Measuring AI Adoption Instead of AI Impact

  • Measuring AI adoption instead of AI impact: The 2025 DORA report is explicit about this: the critical question is no longer “are people using AI?” (90% already are) but “is AI helping us achieve better outcomes for individuals, teams, products, and the organization?” Tracking license counts and adoption rates without connecting them to delivery and quality metrics misses the point. To implement DORA metrics well, teams need to embed them into everyday DevOps workflows rather than treat them as a reporting exercise.

Getting Started with DORA Metrics

For teams that do not yet track DORA metrics, the path to implementation is straightforward:

  1. Start with what you already have. Most teams using GitHub, GitLab, or Bitbucket alongside a CI/CD pipeline already generate the raw data DORA metrics require across the software development process. Deployment frequency comes from your deployment pipeline. Lead time comes from commit-to-deploy timestamps. Change failure rate comes from incident or rollback data. Integrating SDLC logs and automating telemetry gathering improves tracking accuracy. To collect data reliably, map the systems in your technology stack that touch the delivery process. The data exists. The question is whether anyone is looking at it systematically.
  2. Baseline before you optimize. Measure your current state for at least four to six weeks before setting improvement targets across the software delivery process. Without a baseline, you cannot distinguish signal from noise, and you will not know whether a change actually moved the metric.
  3. Focus on one constraint at a time. If lead time is your biggest bottleneck, focus there. If change failure rate is high, focus on testing and review practices first. Trying to improve all five metrics simultaneously dilutes attention and slows progress in the development process.
  4. Connect metrics to practices. The DORA research does not just measure outcomes for development and operations teams. It identifies the practices that drive them: trunk-based development, continuous integration, CI/CD automation, small batch sizes, loosely coupled architectures, and team autonomy. Use the metrics to identify the gap, then use the DORA capabilities model to find the practice that addresses it.
  5. Review regularly, but not obsessively. Monthly or bi-weekly reviews help measure DORA metrics on a regular cadence instead of checking them ad hoc. The goal is trend detection, not real-time reaction during the development process.

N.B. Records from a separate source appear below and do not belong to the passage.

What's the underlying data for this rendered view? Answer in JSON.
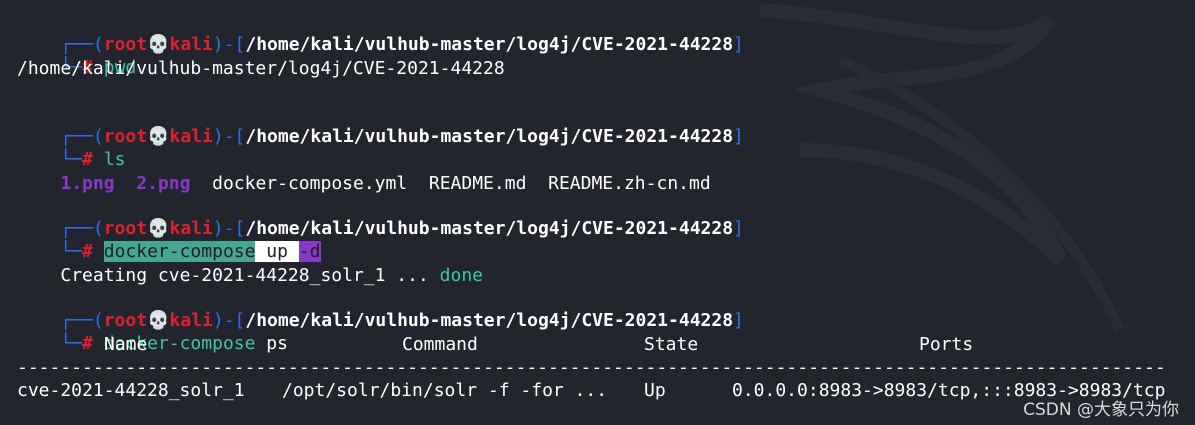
{
  "prompt": {
    "open": "┌──(",
    "user": "root",
    "skull": "💀",
    "host": "kali",
    "mid": ")-[",
    "path": "/home/kali/vulhub-master/log4j/CVE-2021-44228",
    "close": "]",
    "line2_prefix": "└─",
    "hash": "#"
  },
  "blocks": [
    {
      "command": "pwd",
      "output": "/home/kali/vulhub-master/log4j/CVE-2021-44228"
    },
    {
      "command": "ls",
      "files": [
        "1.png",
        "2.png",
        "docker-compose.yml",
        "README.md",
        "README.zh-cn.md"
      ]
    },
    {
      "command_parts": [
        "docker-compose",
        " up ",
        "-d"
      ],
      "output_prefix": "Creating cve-2021-44228_solr_1 ... ",
      "output_status": "done"
    },
    {
      "command_parts": [
        "docker-compose",
        " ps"
      ]
    }
  ],
  "ps_table": {
    "headers": [
      "Name",
      "Command",
      "State",
      "Ports"
    ],
    "separator": "----------------------------------------------------------------------------------------------------------",
    "rows": [
      [
        "cve-2021-44228_solr_1",
        "/opt/solr/bin/solr -f -for ...",
        "Up",
        "0.0.0.0:8983->8983/tcp,:::8983->8983/tcp"
      ]
    ]
  },
  "watermark": "CSDN @大象只为你",
  "colors": {
    "background": "#23252e",
    "user": "#e0202f",
    "bracket": "#2f6fed",
    "command": "#3ec6ab",
    "image_file": "#8a38c9"
  }
}
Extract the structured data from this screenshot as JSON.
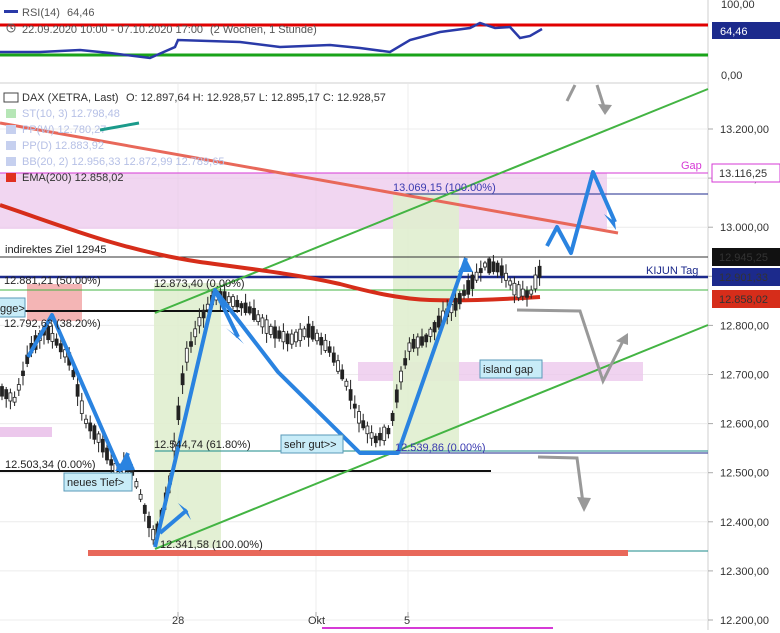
{
  "colors": {
    "up_candle": "#ffffff",
    "down_candle": "#222222",
    "rsi_line": "#2a3aa8",
    "rsi_upper": "#e00000",
    "rsi_lower": "#1aa31a",
    "ema200": "#d62d1a",
    "kijun": "#1c2a8c",
    "gap_line": "#d63ad6",
    "gap_zone": "#ecc8ec",
    "green_zone": "#e0eecf",
    "arrow_blue": "#2a83e0",
    "arrow_grey": "#999999",
    "channel_green": "#43b443",
    "trend_red": "#e8685a",
    "callout_bg": "#c8ecf8",
    "price_badge": "#1c2a8c"
  },
  "rsi_panel": {
    "legend_label": "RSI(14)",
    "legend_value": "64,46",
    "period_text": "22.09.2020 10:00 - 07.10.2020 17:00",
    "period_detail": "(2 Wochen, 1 Stunde)",
    "axis_ticks": [
      "100,00",
      "0,00"
    ],
    "current_value": "64,46"
  },
  "price_panel": {
    "title": "DAX (XETRA, Last)",
    "ohlc": "O: 12.897,64  H: 12.928,57  L: 12.895,17  C: 12.928,57",
    "legend_items": [
      {
        "label": "ST(10, 3)",
        "value": "12.798,48",
        "color": "#b6e6b6"
      },
      {
        "label": "PP(W)",
        "value": "12.780,27",
        "color": "#c6d0ef"
      },
      {
        "label": "PP(D)",
        "value": "12.883,92",
        "color": "#c6d0ef"
      },
      {
        "label": "BB(20, 2)",
        "value": "12.956,33",
        "value2": "12.872,99",
        "value3": "12.789,65",
        "color": "#c6d0ef"
      },
      {
        "label": "EMA(200)",
        "value": "12.858,02",
        "color": "#e03020"
      }
    ],
    "y_ticks": [
      "13.200,00",
      "13.100,00",
      "13.000,00",
      "12.900,00",
      "12.800,00",
      "12.700,00",
      "12.600,00",
      "12.500,00",
      "12.400,00",
      "12.300,00",
      "12.200,00"
    ],
    "x_ticks": [
      "28",
      "Okt",
      "5"
    ],
    "price_badges": [
      {
        "text": "13.116,25",
        "kind": "gap"
      },
      {
        "text": "12.945,25",
        "kind": "close"
      },
      {
        "text": "12.901,33",
        "kind": "kijun"
      },
      {
        "text": "12.858,02",
        "kind": "ema"
      }
    ]
  },
  "annotations": {
    "gap_label": "Gap",
    "kijun_label": "KIJUN Tag",
    "target_text": "indirektes Ziel 12945",
    "fib_100_top": "13.069,15 (100.00%)",
    "fib_50": "12.881,21 (50.00%)",
    "fib_0_top": "12.873,40 (0.00%)",
    "fib_38": "12.792,63 (38.20%)",
    "fib_618": "12.544,74 (61.80%)",
    "fib_0_mid": "12.539,86 (0.00%)",
    "fib_0_low": "12.503,34 (0.00%)",
    "fib_100_low": "12.341,58 (100.00%)",
    "callout_left": "gge>",
    "callout_new_low": "neues Tief>",
    "callout_good": "sehr gut>>",
    "callout_island": "island gap"
  },
  "chart_data": {
    "type": "line",
    "series": [
      {
        "name": "DAX (XETRA, Last)",
        "points": [
          {
            "x": "22.09.2020",
            "y": 12640
          },
          {
            "x": "23.09.2020",
            "y": 12650
          },
          {
            "x": "24.09.2020",
            "y": 12540
          },
          {
            "x": "25.09.2020",
            "y": 12380
          },
          {
            "x": "28.09.2020",
            "y": 12850
          },
          {
            "x": "29.09.2020",
            "y": 12790
          },
          {
            "x": "30.09.2020",
            "y": 12760
          },
          {
            "x": "01.10.2020",
            "y": 12730
          },
          {
            "x": "02.10.2020",
            "y": 12560
          },
          {
            "x": "05.10.2020",
            "y": 12740
          },
          {
            "x": "06.10.2020",
            "y": 12920
          },
          {
            "x": "07.10.2020",
            "y": 12928.57
          }
        ]
      },
      {
        "name": "EMA(200)",
        "last": 12858.02
      },
      {
        "name": "RSI(14)",
        "last": 64.46
      }
    ],
    "levels": {
      "gap": 13116.25,
      "target": 12945,
      "kijun": 12901.33,
      "ema200": 12858.02
    },
    "ylim": [
      12200,
      13300
    ],
    "rsi_ylim": [
      0,
      100
    ],
    "grid": true,
    "legend": "top-left"
  }
}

DORA Metrics in 2026: Where the Framework Stands

The DORA framework has come a long way from four metrics and four tiers. It now encompasses five delivery metrics, a reliability quasi-metric, seven team archetypes, and an AI capabilities model. The 2025 report drew on nearly 5,000 technology professionals and over 100 hours of qualitative interviews.

The core message has not changed: teams that invest in strong engineering foundations, clear workflows, and healthy cultures deliver better software. What has changed is the context. AI has made it easier to generate code and harder to verify whether that code is actually improving outcomes. The bottleneck has shifted from production to verification.

DORA metrics remain the best shared baseline for understanding delivery performance. They are not sufficient on their own, and the DORA team says as much. But any measurement strategy that does not include them is missing the foundation.

The question for engineering leaders is no longer whether to track DORA metrics. It is whether you are reading them with the nuance that 2026 demands.